The encyclopedic review of modern British music continued with a 1918 Broadway standard adopted by the West Ham football team, the Rolling Stones’ “(I Can’t Get No) Satisfaction” and “Bohemian Rhapsody,” by still another Queen, and other tracks too numerous to mention, but not to dance to.

The evening started with fighter jets streaming red, white and blue smoke and roaring over the stadium, packed with a buzzing crowd of 60,000 people, at 8:12 p.m. — or 20:12 in the 24-hour time observed by Britons.

Boyle, one of Britain’s most successful filmmakers, who directed “Slumdog Millionaire” and “Trainspotting,” had a ball with his favored medium, mixing filmed passages with live action in the stadium to hypnotic effect, with 15,000 volunteers taking part in the show.

Actor Rowan Atkinson as “Mr. Bean” provided laughs, shown dreaming that he was appearing in “Chariots of Fire,” the inspiring story of a Scotsman and an Englishman at the 1924 Paris Games.

There was a high-speed flyover of the Thames, the river that winds like a vein through London and was the gateway for the city’s rise over the centuries as a great global hub of trade and industry.

Headlong rushes of movie images took spectators on wondrous, heart-racing voyages through everything British: a cricket match, the London Tube and the roaring, abundant seas that buffet and protect this island nation.

Opening the ceremony, children popped balloons with each number from 10 to 1, leading a countdown that climaxed with Bradley Wiggins, the newly crowned Tour de France champion.

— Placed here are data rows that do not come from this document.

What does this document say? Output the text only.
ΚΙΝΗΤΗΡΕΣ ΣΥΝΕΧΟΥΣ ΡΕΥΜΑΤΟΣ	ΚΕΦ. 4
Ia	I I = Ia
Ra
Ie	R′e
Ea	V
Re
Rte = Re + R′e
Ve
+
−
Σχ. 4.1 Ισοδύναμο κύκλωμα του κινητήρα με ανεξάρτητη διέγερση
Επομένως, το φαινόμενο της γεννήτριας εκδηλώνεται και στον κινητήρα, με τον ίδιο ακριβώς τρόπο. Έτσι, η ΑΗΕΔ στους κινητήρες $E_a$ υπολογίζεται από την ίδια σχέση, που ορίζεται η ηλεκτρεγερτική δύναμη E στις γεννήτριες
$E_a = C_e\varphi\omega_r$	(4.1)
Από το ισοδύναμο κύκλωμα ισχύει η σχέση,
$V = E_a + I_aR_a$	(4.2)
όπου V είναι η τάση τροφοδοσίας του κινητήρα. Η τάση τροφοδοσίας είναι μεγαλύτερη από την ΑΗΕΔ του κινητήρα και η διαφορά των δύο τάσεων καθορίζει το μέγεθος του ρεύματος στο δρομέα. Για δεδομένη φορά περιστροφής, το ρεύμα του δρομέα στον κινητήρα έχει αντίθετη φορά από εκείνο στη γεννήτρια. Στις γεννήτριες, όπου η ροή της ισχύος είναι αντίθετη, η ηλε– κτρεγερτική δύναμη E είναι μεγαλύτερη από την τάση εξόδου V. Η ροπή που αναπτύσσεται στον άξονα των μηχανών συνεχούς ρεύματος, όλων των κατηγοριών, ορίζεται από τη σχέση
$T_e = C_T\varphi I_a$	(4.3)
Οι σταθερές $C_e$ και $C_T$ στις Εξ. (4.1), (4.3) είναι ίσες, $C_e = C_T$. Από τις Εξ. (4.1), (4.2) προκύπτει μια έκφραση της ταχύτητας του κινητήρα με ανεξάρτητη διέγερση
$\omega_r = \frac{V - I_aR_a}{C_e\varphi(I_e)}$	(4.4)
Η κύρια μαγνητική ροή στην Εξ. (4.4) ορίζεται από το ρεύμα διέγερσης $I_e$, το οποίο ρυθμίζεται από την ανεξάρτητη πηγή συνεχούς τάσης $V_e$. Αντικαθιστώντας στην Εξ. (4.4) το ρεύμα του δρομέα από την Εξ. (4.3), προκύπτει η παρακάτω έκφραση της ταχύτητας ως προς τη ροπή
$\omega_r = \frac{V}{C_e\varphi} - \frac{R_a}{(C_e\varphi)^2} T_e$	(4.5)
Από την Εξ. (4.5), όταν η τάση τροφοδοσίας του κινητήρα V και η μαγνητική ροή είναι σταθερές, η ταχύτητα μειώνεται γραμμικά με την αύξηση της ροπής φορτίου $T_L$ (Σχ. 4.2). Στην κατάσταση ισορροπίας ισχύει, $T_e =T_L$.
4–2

Wearing his yellow winner’s jersey, Wiggins rang a 23-ton Olympic Bell from the same London foundry that made Big Ben and Philadelphia’s Liberty Bell. Its thunderous chime was a nod to the British tradition of pealing bells to celebrate the end of war and the crowning of kings and queens, and now for the opening of a 17-day festival of sports — London’s record third as host.

The show then shifted to a portrayal of idyllic rural Britain — a place of meadows, farms, sport on village greens, picnics and Winnie-the-Pooh, A.A. Milne’s bear who has delighted generations of British children tucked warmly in bed.

But that “green and pleasant land,” to quote poet William Blake, then took a darker, grittier turn.

The set was literally torn asunder, the hedgerows and farm fences carried away, as Boyle shifted to the industrial transformation that revolutionized Britain in the 18th and 19th centuries, the foundation for an empire that reshaped world history. Belching chimneys rose where only moments earlier sheep had trod.

The Industrial Revolution also produced terrifying weapons, and Boyle built a moment of hush into his show to honor those killed in war.

“This is not specific to a country. This is across all countries, and the fallen from all countries are celebrated and remembered,” he explained to reporters ahead of the ceremony.

“Because, obviously, one of the penalties of this incredible force of change that happened in a hundred years was the industrialization of war, and the fallen,” he said. “You know, millions fell.”